As you consider budgeting for your retirement, don’t forget that certain taxes don’t discriminate based on employment. These include property taxes, sales taxes, special assessments from your city or state, etc. Adding these up and making sure you set a proportional amount aside monthly will make paying them much less painful.
To tax now or later?
As you choose your retirement vehicles, you’ll find you have options as to when you pay the taxes. Some contributions are made with after-tax dollars and provide no immediate tax benefit. When the time comes for you to draw down from these accounts, your distributions are tax-free. Other vehicles tax distributions as regular income or, in some cases, as capital gains. Your CPA will help you plan strategies both for choosing your vehicles and also for which to begin drawing down first.
Planning tip: Consider the timing of income tax rates.
When choosing between different types of retirement accounts, be sure to think about the impact of your tax rate before and after retirement. Ultimately, you will want to choose vehicles that allow for deferring income while in high tax rate years and recognize taxable income in lower tax rate years.
What are some of your options?
Company retirement plans 401(k) or 403(b) provide a great way to save for retirement since the funds are reducing your current income and often companies will provide a match or a company contribution to incentivize participation. In 2022, employees under the age of 50 may contribute up to $20,500 per year to their 401(k). The catch-up contribution for employees age 50 is $6,500, for a total contribution limit of $27,000. The combined total employer and employee contributions cannot exceed $61,000 for the year and $67,500 for employees age 50 and older. If you leave a company, you can generally roll over the balance in the account into an IRA. There is also the ability to borrow against these funds while you are still working at the company and the loan will not be considered a taxable distribution as long as you meet the payback obligations of the company’s plan.

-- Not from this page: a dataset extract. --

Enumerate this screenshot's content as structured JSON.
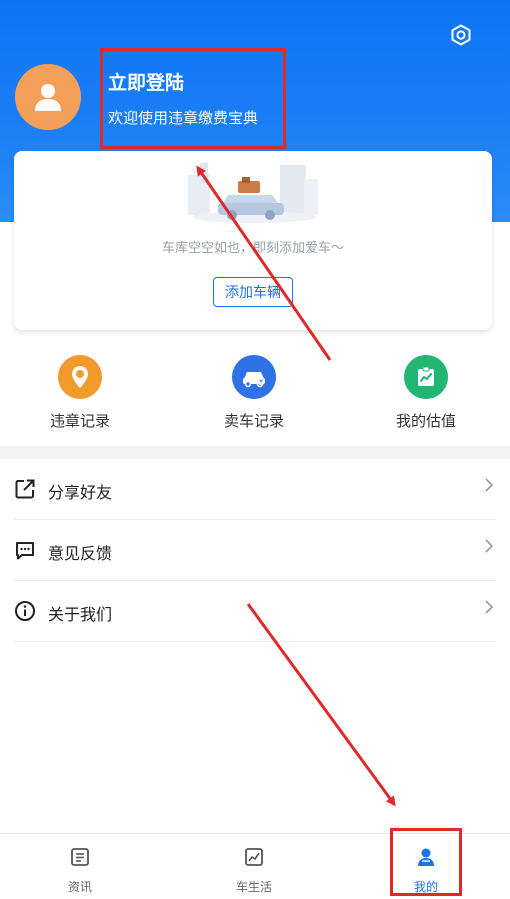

A Roth IRA (Individual Retirement Account) is a special account that allows tax-free growth and tax-free distributions once you’ve reached the appropriate retirement age, assuming you’ve held the account for at least 5 years. You make contributions with funds you’ve already paid taxes on. Deposits are limited to $6,000 annually or $7,000 if you’re over age 50. However, advisors should note that the income phase-out ranges for 2022 is $204,000 to $214,000 for married filing jointly, compared with $198,000 to $208,000 for 2021.
Roth IRA contributions are subject to income limitations, meaning some people earn too much money to qualify. Your CPA will be able to help you determine if you qualify and can also help you convert a traditional IRA to a Roth IRA if this is a good strategy for you.
In retirement, it’s important to stretch your savings as far as you can. Have a conversation with your CPA about reviewing your available deductions, to learn if they exceed the standard deduction. Some of these might become more relevant in your retirement.